Quantum Materials: Transformational Opportunities for Fundamental Science and Applications

Quantum materials exhibit substantial quantum mechanical effects over energy, momentum, time or length scales, and are recognized worldwide as one of the hottest areas of current research. This intense interest is driven not only by their potential for providing new classes of materials platforms for exploring fundamental physics questions (e.g. electrodynamics with magnetic monopoles), but also for the transformational opportunities they offer for sparking the next technological revolution (e.g. room-temperature superconductors). Notable examples include two-dimensional (2D) materials, magnetic materials, superconductors, topological insulators, and Dirac/Weyl semimetals. I will discuss how quantum mechanics can fundamentally alter the physical properties of materials, and how the interplay of wavefunction topology and quantum interactions can generate exotic phases through external controls of electric/magnetic fields, strains, pressure, and photo- or chemical doping.

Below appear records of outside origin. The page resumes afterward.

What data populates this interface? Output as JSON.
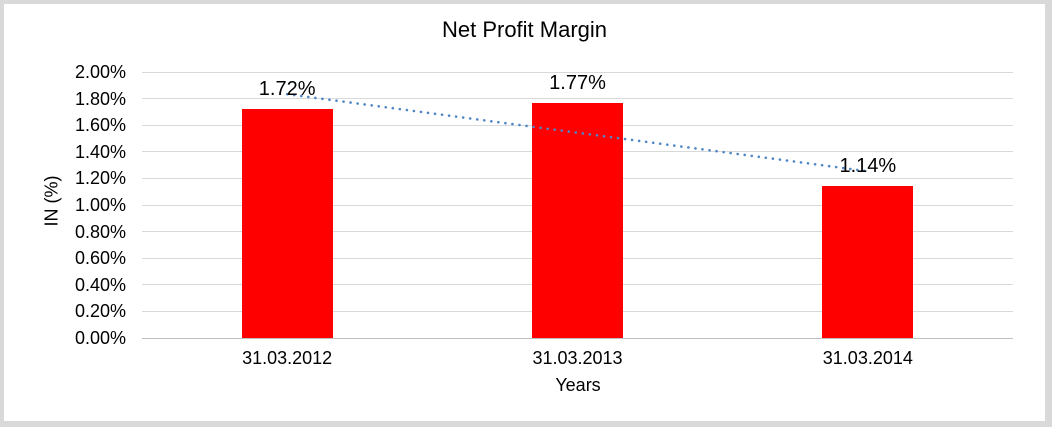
{
  "window": {
    "background": "#ffffff",
    "frame_border_color": "#d9d9d9"
  },
  "chart_data": {
    "type": "bar",
    "title": "Net Profit Margin",
    "xlabel": "Years",
    "ylabel": "IN (%)",
    "categories": [
      "31.03.2012",
      "31.03.2013",
      "31.03.2014"
    ],
    "series": [
      {
        "name": "Net Profit Margin",
        "values": [
          1.72,
          1.77,
          1.14
        ]
      }
    ],
    "data_labels": [
      "1.72%",
      "1.77%",
      "1.14%"
    ],
    "y_tick_labels": [
      "2.00%",
      "1.80%",
      "1.60%",
      "1.40%",
      "1.20%",
      "1.00%",
      "0.80%",
      "0.60%",
      "0.40%",
      "0.20%",
      "0.00%"
    ],
    "y_tick_values": [
      2.0,
      1.8,
      1.6,
      1.4,
      1.2,
      1.0,
      0.8,
      0.6,
      0.4,
      0.2,
      0.0
    ],
    "ylim": [
      0,
      2
    ],
    "grid": true,
    "legend": "none",
    "bar_color": "#ff0000",
    "gridline_color": "#d9d9d9",
    "axis_line_color": "#bfbfbf",
    "text_color": "#000000",
    "trendline": {
      "type": "linear",
      "style": "dotted",
      "color": "#4f86c6",
      "fit_endpoints": [
        1.83,
        1.25
      ]
    }
  }
}
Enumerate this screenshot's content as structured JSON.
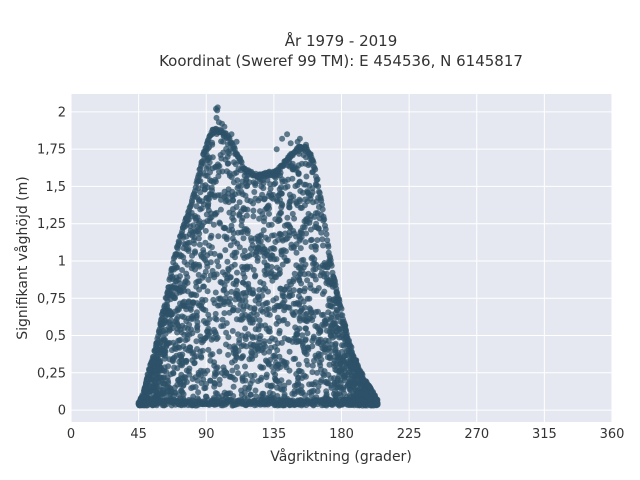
{
  "chart_data": {
    "type": "scatter",
    "title": "År 1979 - 2019",
    "subtitle": "Koordinat (Sweref 99 TM): E 454536, N 6145817",
    "xlabel": "Vågriktning (grader)",
    "ylabel": "Signifikant våghöjd (m)",
    "xlim": [
      0,
      360
    ],
    "ylim": [
      -0.08,
      2.12
    ],
    "x_ticks": [
      0,
      45,
      90,
      135,
      180,
      225,
      270,
      315,
      360
    ],
    "x_tick_labels": [
      "0",
      "45",
      "90",
      "135",
      "180",
      "225",
      "270",
      "315",
      "360"
    ],
    "y_ticks": [
      0,
      0.25,
      0.5,
      0.75,
      1,
      1.25,
      1.5,
      1.75,
      2
    ],
    "y_tick_labels": [
      "0",
      "0,25",
      "0,5",
      "0,75",
      "1",
      "1,25",
      "1,5",
      "1,75",
      "2"
    ],
    "grid": true,
    "marker_color": "#2e5268",
    "background_color": "#e5e8f0",
    "envelope": [
      [
        45,
        0.05
      ],
      [
        48,
        0.12
      ],
      [
        52,
        0.28
      ],
      [
        56,
        0.42
      ],
      [
        60,
        0.62
      ],
      [
        64,
        0.8
      ],
      [
        68,
        1.0
      ],
      [
        72,
        1.15
      ],
      [
        76,
        1.28
      ],
      [
        80,
        1.4
      ],
      [
        84,
        1.55
      ],
      [
        88,
        1.72
      ],
      [
        92,
        1.85
      ],
      [
        96,
        1.9
      ],
      [
        100,
        1.88
      ],
      [
        104,
        1.85
      ],
      [
        108,
        1.78
      ],
      [
        112,
        1.7
      ],
      [
        116,
        1.62
      ],
      [
        120,
        1.6
      ],
      [
        126,
        1.58
      ],
      [
        132,
        1.6
      ],
      [
        138,
        1.62
      ],
      [
        144,
        1.7
      ],
      [
        150,
        1.76
      ],
      [
        156,
        1.78
      ],
      [
        160,
        1.72
      ],
      [
        164,
        1.55
      ],
      [
        168,
        1.32
      ],
      [
        172,
        1.05
      ],
      [
        176,
        0.85
      ],
      [
        180,
        0.68
      ],
      [
        184,
        0.5
      ],
      [
        188,
        0.38
      ],
      [
        192,
        0.28
      ],
      [
        196,
        0.2
      ],
      [
        200,
        0.14
      ],
      [
        204,
        0.07
      ]
    ],
    "outlier_points": [
      [
        96.5,
        2.02
      ],
      [
        97.3,
        2.01
      ],
      [
        97.6,
        2.03
      ],
      [
        96.8,
        1.96
      ],
      [
        98.4,
        1.93
      ],
      [
        94.2,
        1.88
      ],
      [
        100.5,
        1.92
      ],
      [
        102.1,
        1.9
      ],
      [
        106.8,
        1.85
      ],
      [
        110.2,
        1.8
      ],
      [
        140.5,
        1.82
      ],
      [
        143.8,
        1.85
      ],
      [
        146.2,
        1.79
      ],
      [
        150.8,
        1.8
      ],
      [
        156.4,
        1.78
      ],
      [
        136.9,
        1.75
      ],
      [
        152.3,
        1.82
      ]
    ]
  }
}
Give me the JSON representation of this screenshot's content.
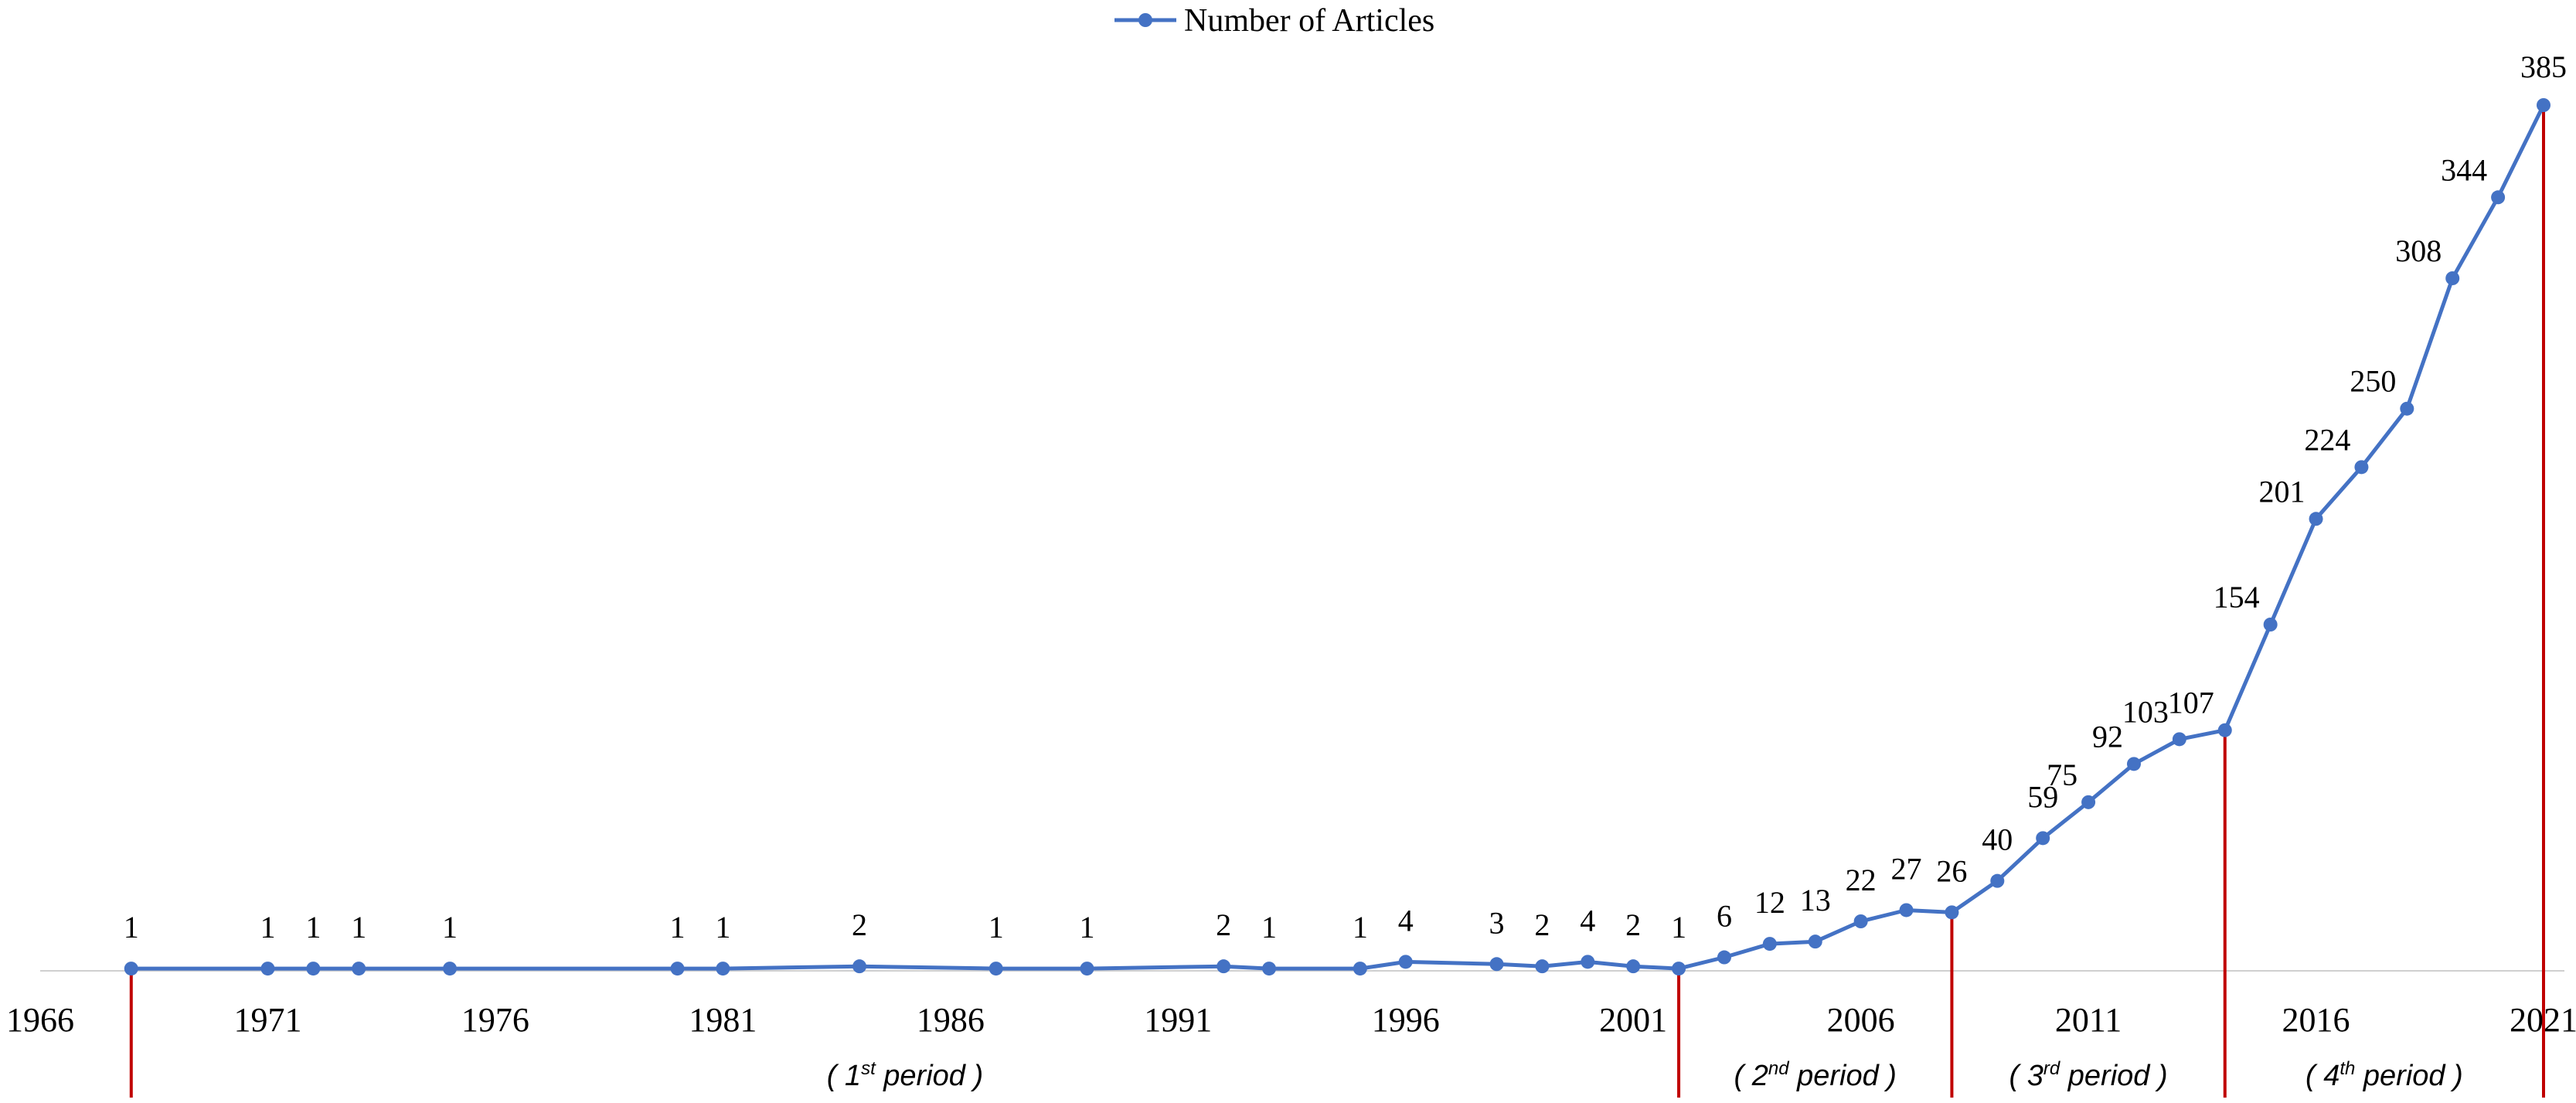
{
  "chart_data": {
    "type": "line",
    "title": "",
    "xlabel": "",
    "ylabel": "",
    "xlim": [
      1966,
      2021
    ],
    "ylim": [
      0,
      385
    ],
    "grid": false,
    "legend": {
      "placement": "top-center",
      "entries": [
        "Number of Articles"
      ]
    },
    "x_ticks": [
      1966,
      1971,
      1976,
      1981,
      1986,
      1991,
      1996,
      2001,
      2006,
      2011,
      2016,
      2021
    ],
    "series": [
      {
        "name": "Number of Articles",
        "color": "#4472C4",
        "x": [
          1968,
          1971,
          1972,
          1973,
          1975,
          1980,
          1981,
          1984,
          1987,
          1989,
          1992,
          1993,
          1995,
          1996,
          1998,
          1999,
          2000,
          2001,
          2002,
          2003,
          2004,
          2005,
          2006,
          2007,
          2008,
          2009,
          2010,
          2011,
          2012,
          2013,
          2014,
          2015,
          2016,
          2017,
          2018,
          2019,
          2020,
          2021
        ],
        "values": [
          1,
          1,
          1,
          1,
          1,
          1,
          1,
          2,
          1,
          1,
          2,
          1,
          1,
          4,
          3,
          2,
          4,
          2,
          1,
          6,
          12,
          13,
          22,
          27,
          26,
          40,
          59,
          75,
          92,
          103,
          107,
          154,
          201,
          224,
          250,
          308,
          344,
          385
        ]
      }
    ],
    "period_dividers": {
      "color": "#C00000",
      "years": [
        1968,
        2002,
        2008,
        2014,
        2021
      ]
    },
    "periods": [
      {
        "pre": "( 1",
        "sup": "st",
        "post": " period )",
        "start": 1968,
        "end": 2002
      },
      {
        "pre": "( 2",
        "sup": "nd",
        "post": " period )",
        "start": 2002,
        "end": 2008
      },
      {
        "pre": "( 3",
        "sup": "rd",
        "post": " period )",
        "start": 2008,
        "end": 2014
      },
      {
        "pre": "( 4",
        "sup": "th",
        "post": " period )",
        "start": 2014,
        "end": 2021
      }
    ]
  }
}
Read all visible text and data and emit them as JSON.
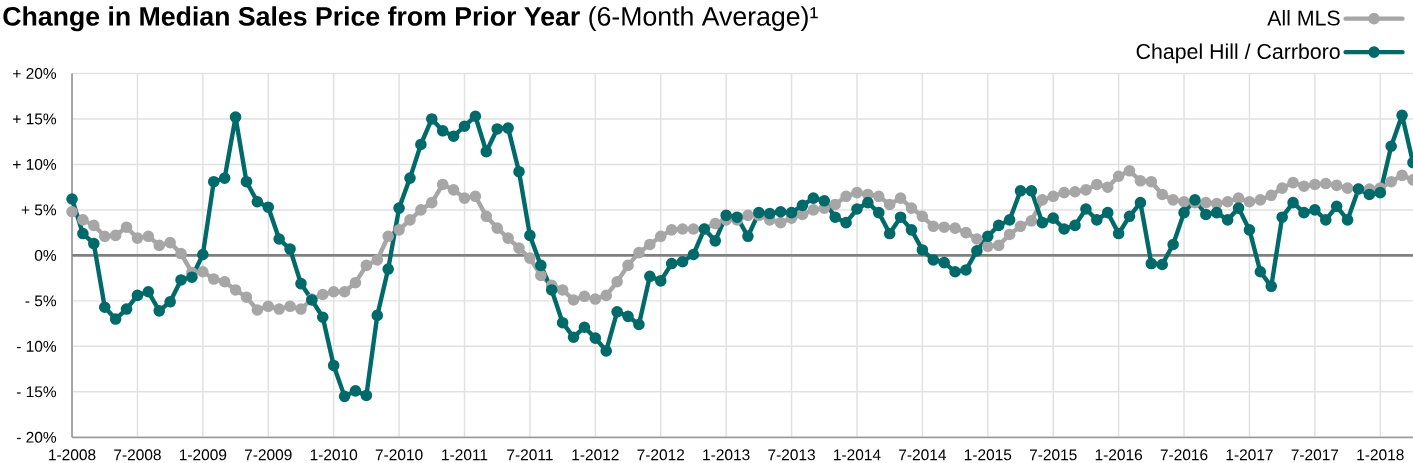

I will also discuss my ongoing effort towards a realistic modelling of transport and spectroscopic properties of quantum materials. Such theoretical modelling is essential for robust interpretation of experimental results and for identifying areas of ever-increasing experimental phase space where further work will likely be most fruitful. Finally, I will comment on how quantum materials offer exciting new opportunities for fundamental physics and applications, and discuss my plans for building a quantum materials group with focus on topological materials.